Since the strength of aluminum alloys is still low compared to ferrous metals, it is necessary to analyze the role and influence of subsequent processes. In particular, the subsequent polishing and sandblasting, the impact on the surface cannot be ignored. When the “water surface ripple” type wrinkles appear locally on the workpiece, it cannot be judged that the heat treatment is over-burned, but the sandblasting pressure is too high or the sandblasting time is too long, which is the cause of the deformation layer formed on the surface of the aluminum alloy.
This “water surface ripple” type wrinkle does not have the characteristics of aluminum alloy overburning but has the characteristics of plastic deformation caused by the impact on the surface. At this time, it should be judged as a sandblasting defect!
7. The size of the forged parts is acceptable, so the heat treatment quality problem has nothing to do with my forging?

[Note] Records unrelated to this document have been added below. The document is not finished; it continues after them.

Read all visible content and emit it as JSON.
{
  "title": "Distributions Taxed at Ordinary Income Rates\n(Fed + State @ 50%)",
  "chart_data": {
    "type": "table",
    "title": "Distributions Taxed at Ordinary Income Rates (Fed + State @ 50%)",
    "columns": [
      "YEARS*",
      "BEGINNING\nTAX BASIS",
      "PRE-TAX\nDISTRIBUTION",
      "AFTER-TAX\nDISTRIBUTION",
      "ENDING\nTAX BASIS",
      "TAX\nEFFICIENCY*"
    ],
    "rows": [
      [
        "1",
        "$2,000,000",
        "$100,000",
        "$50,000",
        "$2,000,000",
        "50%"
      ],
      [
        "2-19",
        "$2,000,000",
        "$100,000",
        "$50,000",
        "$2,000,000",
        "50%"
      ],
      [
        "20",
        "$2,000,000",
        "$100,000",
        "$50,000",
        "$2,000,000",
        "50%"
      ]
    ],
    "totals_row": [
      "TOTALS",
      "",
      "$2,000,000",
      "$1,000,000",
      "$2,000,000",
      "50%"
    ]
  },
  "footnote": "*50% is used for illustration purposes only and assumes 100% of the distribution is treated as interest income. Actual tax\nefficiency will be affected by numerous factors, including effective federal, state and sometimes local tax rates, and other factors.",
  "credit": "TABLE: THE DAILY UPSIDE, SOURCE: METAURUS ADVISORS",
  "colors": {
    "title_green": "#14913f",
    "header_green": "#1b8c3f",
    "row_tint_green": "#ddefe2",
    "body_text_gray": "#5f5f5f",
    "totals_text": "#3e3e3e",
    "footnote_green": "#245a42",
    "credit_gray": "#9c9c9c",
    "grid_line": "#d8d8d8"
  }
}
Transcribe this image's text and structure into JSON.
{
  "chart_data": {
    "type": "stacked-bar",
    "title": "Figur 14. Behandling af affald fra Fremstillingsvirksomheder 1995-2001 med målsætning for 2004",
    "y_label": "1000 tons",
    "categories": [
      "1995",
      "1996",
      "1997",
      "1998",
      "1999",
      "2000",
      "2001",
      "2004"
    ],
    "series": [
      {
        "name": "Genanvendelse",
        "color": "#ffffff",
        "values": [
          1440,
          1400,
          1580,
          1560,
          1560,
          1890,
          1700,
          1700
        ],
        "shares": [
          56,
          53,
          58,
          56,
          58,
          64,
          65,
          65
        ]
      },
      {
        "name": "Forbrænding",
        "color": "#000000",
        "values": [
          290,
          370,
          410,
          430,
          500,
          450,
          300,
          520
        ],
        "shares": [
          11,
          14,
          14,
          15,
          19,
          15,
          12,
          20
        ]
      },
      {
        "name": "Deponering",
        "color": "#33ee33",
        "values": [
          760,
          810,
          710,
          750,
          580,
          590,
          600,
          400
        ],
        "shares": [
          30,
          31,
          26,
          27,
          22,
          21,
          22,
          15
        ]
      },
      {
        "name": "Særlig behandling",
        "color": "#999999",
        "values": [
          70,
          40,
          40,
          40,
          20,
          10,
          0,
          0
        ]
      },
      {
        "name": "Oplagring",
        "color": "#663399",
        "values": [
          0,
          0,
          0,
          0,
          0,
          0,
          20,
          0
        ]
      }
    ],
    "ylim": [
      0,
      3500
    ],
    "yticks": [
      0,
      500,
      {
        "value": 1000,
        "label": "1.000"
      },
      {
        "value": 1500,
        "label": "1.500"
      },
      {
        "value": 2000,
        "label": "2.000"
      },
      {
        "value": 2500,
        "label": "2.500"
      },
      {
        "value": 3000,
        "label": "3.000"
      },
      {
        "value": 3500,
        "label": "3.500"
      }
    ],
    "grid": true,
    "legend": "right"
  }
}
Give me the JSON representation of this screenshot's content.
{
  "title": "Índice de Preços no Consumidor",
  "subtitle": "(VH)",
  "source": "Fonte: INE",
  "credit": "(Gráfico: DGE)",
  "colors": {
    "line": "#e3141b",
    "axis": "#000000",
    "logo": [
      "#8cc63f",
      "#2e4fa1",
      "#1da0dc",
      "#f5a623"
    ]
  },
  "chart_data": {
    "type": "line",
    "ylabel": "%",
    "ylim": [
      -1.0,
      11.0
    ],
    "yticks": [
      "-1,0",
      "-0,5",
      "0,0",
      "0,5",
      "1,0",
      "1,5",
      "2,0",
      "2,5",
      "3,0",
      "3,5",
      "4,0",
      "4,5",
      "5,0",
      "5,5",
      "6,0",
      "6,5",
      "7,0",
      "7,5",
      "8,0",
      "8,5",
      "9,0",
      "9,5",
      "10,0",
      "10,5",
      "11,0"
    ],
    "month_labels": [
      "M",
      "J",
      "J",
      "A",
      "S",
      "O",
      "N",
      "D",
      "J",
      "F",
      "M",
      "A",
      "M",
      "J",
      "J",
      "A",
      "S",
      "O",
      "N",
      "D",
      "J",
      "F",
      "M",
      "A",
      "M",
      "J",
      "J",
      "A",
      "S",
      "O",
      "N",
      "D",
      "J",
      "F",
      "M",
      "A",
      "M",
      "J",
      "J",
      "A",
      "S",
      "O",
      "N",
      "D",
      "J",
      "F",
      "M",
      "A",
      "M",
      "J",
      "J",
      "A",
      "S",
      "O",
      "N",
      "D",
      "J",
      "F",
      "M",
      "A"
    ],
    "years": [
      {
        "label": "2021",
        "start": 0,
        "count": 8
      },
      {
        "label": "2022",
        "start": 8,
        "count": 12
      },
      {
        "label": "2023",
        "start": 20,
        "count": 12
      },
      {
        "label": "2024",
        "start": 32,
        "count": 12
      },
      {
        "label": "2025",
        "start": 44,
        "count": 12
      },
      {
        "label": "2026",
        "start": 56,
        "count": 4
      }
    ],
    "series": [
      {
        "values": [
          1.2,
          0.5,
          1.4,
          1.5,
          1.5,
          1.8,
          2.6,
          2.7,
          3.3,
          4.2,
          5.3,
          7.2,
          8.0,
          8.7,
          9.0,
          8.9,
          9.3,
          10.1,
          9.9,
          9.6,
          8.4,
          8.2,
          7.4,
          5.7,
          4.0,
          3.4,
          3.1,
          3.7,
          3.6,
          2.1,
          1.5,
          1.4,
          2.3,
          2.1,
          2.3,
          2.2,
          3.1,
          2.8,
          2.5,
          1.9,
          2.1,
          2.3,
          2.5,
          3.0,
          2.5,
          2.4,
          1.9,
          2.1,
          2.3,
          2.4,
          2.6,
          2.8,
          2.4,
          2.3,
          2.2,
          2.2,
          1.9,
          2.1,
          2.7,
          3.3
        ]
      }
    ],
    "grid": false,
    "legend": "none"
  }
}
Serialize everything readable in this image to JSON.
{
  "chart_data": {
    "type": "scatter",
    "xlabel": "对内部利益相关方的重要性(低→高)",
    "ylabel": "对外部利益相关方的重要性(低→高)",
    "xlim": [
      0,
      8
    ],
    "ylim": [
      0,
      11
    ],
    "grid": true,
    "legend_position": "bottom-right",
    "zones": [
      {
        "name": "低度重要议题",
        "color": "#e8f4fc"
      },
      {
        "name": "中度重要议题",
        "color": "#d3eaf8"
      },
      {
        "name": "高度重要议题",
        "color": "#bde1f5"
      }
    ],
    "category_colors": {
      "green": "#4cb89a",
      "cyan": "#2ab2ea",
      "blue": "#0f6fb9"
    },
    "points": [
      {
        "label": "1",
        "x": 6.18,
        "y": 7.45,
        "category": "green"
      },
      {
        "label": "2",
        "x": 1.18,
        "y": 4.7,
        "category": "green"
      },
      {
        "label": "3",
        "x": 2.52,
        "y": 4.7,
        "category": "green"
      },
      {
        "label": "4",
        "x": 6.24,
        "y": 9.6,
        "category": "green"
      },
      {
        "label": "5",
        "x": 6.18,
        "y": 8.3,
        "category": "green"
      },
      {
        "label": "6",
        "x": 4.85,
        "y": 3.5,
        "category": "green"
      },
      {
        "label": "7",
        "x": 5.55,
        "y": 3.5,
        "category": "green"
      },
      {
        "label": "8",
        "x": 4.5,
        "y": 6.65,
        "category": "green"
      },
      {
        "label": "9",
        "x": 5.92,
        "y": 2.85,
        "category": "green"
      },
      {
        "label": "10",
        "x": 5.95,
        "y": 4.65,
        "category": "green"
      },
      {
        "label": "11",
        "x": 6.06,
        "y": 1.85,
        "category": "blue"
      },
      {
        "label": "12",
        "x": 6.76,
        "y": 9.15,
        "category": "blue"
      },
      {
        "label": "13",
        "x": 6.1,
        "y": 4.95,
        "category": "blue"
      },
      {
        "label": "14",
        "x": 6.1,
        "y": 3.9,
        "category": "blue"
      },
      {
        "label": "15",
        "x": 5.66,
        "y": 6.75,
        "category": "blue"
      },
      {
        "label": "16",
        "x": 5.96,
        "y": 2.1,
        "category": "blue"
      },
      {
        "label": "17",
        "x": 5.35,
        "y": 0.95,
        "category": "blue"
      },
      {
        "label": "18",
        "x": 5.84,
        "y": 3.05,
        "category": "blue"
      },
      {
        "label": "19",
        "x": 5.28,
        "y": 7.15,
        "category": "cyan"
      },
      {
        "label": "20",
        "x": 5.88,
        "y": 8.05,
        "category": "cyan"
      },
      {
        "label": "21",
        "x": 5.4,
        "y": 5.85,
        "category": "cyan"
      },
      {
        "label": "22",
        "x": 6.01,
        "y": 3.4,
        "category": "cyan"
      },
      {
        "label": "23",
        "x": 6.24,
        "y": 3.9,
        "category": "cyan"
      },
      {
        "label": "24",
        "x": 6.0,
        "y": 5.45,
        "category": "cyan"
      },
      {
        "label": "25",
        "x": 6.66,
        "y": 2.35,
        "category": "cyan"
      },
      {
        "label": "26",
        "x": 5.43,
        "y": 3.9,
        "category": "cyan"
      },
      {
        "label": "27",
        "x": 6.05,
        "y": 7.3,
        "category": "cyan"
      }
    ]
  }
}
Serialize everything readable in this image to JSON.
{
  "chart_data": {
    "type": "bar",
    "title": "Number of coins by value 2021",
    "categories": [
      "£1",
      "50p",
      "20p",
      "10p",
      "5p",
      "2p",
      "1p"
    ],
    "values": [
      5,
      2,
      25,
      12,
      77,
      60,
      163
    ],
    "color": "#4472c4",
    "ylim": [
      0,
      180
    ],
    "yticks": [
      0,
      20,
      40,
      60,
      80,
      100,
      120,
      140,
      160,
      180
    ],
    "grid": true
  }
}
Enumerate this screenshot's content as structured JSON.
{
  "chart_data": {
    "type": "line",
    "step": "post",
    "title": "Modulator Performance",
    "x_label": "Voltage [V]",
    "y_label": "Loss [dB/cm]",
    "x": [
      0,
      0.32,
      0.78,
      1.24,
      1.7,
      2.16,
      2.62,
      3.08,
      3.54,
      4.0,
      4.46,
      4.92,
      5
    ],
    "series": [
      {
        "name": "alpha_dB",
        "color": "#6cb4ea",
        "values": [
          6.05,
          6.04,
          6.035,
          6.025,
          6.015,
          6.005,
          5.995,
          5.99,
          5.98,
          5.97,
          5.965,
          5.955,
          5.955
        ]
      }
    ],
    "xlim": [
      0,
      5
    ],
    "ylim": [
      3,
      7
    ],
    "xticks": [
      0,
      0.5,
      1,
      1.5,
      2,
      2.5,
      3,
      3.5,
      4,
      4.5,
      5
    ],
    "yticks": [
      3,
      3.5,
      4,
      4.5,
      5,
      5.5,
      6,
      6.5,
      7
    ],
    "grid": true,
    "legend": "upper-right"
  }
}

The forging process is to eliminate material defects, improve the structure and improve the material properties. Save the amount of mechanical cutting and improve the utilization rate of materials.
However, today’s forgers have completely forgotten about “eliminating material defects and improving microstructure”, only ensuring the accuracy of forging dimensions, and completely disregarding the requirements for improving material properties.
What is even more amazing is that some materials through the forging process do not improve the performance of material, but spoil the performance material. Forgers indiscriminately use the method of forging waste heat annealing, which results in the formation of a severe network of carbides in the material.
Because the heating temperature of material forging is much higher than that of heat treatment and quenching, the “serious network carbide structure” has tissue inheritance, which has serious consequences for product quality.